Secondo Carrón, un evento che possa ricostruire è ancora possibile. «L’imprevisto è stato uno sguardo sull’uomo che lo facesse rendere cosciente di quello che c’è in lui. Tutto il moralismo dei farisei non aveva cambiato nulla. Ciò che ha cambiato è stata la misericordia di Gesù che ha sfidato il mondo come mai nessuno aveva osato fare. Ed è riuscito a tirare fuori da Zaccheo quello che per lui era invisibile: la sua dignità, la sua capacità di rinascita. Mettendolo in movimento. Senza il riaccadere dell’imprevisto, nessuna storia è possibile. Ma ci sono tanti piccoli segni che un nuovo inizio è una speranza concreta anche per vincere l’individualismo». Basta un “io” cambiato per fare la rivoluzione? Non è troppo poco? Bertinotti: «La questione dell’imprevisto, nella mia storia, si pone con la stessa acutezza. Il movimento operaio prova a costituirsi come popolo visibile nella storia e perciò pensa di poter fare a meno dell’imprevisto, ma con la conquista del potere torna ad essere invisibile. Lo Stato prende il suo posto e viene cacciato dalla storia. Questo ripropone in termini analoghi quello che dice Carrón sull’imprevisto. Se pensano di cavarsela in questa crisi di civiltà tornando sulla scena attraverso il meccanismo della democrazia rappresentativa non vanno da nessuna parte, perché la crisi di civiltà è così profonda che li divora e li rende ininfluenti nella vita quotidiana delle persone».
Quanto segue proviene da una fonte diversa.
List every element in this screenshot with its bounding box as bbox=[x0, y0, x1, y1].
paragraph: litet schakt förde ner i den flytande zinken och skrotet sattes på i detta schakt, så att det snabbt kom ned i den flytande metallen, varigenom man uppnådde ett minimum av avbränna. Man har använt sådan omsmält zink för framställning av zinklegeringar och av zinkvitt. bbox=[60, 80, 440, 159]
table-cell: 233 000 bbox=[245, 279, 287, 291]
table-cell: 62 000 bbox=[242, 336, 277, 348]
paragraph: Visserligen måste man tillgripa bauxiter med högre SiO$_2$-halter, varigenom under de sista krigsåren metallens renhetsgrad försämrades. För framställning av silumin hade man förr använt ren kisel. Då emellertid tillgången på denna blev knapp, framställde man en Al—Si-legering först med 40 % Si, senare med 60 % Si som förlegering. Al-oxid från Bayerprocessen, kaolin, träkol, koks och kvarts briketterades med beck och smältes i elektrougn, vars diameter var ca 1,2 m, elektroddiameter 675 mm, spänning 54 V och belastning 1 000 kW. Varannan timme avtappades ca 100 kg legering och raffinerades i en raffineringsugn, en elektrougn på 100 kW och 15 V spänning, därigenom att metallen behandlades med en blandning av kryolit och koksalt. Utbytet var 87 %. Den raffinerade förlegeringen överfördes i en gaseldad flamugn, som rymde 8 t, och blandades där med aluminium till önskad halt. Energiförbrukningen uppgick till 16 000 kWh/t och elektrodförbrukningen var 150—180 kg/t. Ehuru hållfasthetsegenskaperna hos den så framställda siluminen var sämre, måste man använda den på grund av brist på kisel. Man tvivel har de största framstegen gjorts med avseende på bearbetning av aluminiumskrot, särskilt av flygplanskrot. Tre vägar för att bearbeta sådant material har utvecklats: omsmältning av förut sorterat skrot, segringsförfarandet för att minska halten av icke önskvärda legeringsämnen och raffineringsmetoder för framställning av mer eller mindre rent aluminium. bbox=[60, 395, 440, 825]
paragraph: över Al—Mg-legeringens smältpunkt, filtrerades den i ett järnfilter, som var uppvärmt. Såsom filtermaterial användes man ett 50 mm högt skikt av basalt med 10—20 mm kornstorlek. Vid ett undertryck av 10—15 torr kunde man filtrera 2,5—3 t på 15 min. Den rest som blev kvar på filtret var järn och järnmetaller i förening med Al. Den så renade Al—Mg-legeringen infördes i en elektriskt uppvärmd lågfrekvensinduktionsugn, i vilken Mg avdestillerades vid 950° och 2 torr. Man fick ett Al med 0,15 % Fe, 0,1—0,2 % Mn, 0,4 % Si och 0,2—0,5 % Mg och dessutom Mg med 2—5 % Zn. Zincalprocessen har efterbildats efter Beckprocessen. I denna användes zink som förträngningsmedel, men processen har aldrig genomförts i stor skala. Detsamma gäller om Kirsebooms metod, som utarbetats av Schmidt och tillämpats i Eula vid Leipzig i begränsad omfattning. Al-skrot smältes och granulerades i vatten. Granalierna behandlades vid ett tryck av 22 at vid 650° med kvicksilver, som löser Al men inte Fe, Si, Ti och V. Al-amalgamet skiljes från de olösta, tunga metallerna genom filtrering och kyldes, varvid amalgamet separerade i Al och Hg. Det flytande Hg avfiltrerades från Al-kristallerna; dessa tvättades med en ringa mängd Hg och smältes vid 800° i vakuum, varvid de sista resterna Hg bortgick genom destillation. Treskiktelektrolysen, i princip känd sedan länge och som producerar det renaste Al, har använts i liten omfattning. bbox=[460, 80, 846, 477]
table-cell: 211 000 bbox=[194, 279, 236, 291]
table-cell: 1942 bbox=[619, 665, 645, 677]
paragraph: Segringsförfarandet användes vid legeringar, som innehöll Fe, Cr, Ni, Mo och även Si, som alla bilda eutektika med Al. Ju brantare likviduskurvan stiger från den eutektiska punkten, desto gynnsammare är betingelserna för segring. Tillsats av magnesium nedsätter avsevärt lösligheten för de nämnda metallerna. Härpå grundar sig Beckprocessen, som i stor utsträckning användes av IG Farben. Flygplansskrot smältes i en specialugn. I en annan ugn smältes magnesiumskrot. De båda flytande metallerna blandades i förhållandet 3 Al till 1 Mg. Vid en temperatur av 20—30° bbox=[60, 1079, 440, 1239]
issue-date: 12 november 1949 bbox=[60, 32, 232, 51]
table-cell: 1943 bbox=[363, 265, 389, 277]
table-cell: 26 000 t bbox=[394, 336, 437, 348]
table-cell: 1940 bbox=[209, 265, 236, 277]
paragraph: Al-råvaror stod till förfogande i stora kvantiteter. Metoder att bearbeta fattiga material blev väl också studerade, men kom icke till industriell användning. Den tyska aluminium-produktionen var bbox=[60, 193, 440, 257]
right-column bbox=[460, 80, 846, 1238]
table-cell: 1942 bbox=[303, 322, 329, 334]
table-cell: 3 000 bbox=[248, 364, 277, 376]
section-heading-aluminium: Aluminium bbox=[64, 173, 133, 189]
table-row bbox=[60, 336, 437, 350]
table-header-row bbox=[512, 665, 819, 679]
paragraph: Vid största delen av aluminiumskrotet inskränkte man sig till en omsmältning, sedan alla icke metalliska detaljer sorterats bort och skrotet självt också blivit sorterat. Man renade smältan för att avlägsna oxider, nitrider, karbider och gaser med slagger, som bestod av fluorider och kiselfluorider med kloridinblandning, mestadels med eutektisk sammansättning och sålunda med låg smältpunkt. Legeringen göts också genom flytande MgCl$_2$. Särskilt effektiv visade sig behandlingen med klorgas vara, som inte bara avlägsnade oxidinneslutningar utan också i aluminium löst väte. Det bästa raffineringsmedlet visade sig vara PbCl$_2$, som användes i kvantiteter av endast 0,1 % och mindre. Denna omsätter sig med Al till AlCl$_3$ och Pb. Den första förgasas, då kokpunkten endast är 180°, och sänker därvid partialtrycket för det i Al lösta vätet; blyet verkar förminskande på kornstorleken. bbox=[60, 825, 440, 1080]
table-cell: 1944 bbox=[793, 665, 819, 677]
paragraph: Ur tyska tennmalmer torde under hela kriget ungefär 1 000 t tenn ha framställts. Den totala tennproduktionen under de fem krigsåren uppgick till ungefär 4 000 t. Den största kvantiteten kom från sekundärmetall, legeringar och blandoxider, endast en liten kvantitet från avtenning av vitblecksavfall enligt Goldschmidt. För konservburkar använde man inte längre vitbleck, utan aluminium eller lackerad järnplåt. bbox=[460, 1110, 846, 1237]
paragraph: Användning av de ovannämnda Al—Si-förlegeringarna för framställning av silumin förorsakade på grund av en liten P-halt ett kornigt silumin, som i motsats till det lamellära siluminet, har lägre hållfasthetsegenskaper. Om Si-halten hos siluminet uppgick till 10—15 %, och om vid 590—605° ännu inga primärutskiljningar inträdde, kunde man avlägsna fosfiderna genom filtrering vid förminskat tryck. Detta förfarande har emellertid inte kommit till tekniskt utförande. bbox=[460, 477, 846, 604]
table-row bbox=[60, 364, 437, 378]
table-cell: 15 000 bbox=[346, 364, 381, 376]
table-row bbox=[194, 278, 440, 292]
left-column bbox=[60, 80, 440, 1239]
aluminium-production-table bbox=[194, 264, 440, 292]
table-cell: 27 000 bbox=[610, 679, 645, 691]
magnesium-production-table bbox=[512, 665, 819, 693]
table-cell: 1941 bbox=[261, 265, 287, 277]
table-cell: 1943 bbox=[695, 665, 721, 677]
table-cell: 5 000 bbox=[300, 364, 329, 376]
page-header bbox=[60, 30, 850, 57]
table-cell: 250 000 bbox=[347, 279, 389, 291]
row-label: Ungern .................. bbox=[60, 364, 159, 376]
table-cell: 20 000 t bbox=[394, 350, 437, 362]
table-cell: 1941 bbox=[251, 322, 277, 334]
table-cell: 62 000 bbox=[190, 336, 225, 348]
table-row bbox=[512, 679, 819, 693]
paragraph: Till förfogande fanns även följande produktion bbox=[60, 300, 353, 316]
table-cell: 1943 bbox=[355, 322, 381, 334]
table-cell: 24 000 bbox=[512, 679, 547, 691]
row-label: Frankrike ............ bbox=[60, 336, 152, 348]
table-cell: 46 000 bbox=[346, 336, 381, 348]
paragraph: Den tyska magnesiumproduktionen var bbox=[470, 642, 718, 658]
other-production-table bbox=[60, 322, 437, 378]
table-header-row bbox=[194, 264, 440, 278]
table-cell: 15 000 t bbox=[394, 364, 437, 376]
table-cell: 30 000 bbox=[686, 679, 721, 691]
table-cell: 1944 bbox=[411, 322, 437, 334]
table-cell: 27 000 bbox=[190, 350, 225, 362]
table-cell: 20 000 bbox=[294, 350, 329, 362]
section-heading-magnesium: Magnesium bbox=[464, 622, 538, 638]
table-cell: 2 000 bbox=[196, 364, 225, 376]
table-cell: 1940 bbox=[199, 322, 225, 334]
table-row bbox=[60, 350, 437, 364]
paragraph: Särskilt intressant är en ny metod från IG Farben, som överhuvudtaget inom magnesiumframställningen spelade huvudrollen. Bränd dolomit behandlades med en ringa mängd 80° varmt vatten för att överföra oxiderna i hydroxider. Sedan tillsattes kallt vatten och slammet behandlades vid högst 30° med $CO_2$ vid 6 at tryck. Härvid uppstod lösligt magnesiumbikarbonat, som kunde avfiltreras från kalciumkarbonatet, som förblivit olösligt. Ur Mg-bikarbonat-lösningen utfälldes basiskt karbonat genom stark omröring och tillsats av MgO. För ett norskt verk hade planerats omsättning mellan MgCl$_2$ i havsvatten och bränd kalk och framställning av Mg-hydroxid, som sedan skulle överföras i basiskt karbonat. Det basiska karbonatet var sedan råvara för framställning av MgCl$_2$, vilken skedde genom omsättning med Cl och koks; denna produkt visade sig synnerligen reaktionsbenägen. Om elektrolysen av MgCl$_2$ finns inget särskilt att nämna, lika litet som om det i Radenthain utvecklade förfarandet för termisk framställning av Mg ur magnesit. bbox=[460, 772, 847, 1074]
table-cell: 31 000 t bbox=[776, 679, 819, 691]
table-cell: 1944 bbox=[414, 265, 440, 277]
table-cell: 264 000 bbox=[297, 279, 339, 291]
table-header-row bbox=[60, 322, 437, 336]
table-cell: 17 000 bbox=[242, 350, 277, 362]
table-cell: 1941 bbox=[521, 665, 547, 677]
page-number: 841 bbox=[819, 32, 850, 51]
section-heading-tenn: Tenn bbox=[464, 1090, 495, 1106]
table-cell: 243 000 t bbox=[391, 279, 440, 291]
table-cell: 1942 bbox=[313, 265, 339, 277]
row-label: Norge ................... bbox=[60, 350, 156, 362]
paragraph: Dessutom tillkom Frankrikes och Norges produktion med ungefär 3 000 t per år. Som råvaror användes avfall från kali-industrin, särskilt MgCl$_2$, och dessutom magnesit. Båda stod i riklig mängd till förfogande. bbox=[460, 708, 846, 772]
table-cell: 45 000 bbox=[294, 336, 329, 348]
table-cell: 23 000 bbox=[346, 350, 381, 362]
L’autore del libro ammette che la tentazione di cavarsela senza l’imprevisto c’è anche nel cristianesimo. E osserva: «Nella nostra storia assume la forma della riduzione etica, con l’illusione di riuscire ad agire indipendentemente. Ma se non riaccade l’evento in tutti i passaggi della strada diventiamo meccanismi di un ingranaggio: la liberazione è finita. Non solo per i non credenti, ma anche per noi».

Prima di concludere, Bertinotti lancia una sfida: «Dobbiamo uscire dal recinto: fuori ci sono tante cose di diverse ispirazioni che convergono su un punto. L’individualismo si può battere facendo socialità e comunità. L’“io” nuovo è necessario, ma non sufficiente. L’“io” non sta in piedi senza un noi. La costruzione di comunità è l’unica risposta alla desertificazione». L’individualismo si vince, è la conclusione di Carrón, se «l’io cambiato si realizza nel legame e nell’appartenenza a un popolo in cui uno diventa se stesso. La stessa cosa vale per un non credente: che si trovi davanti persone percependo che senza il rapporto con loro viene meno qualcosa per sé».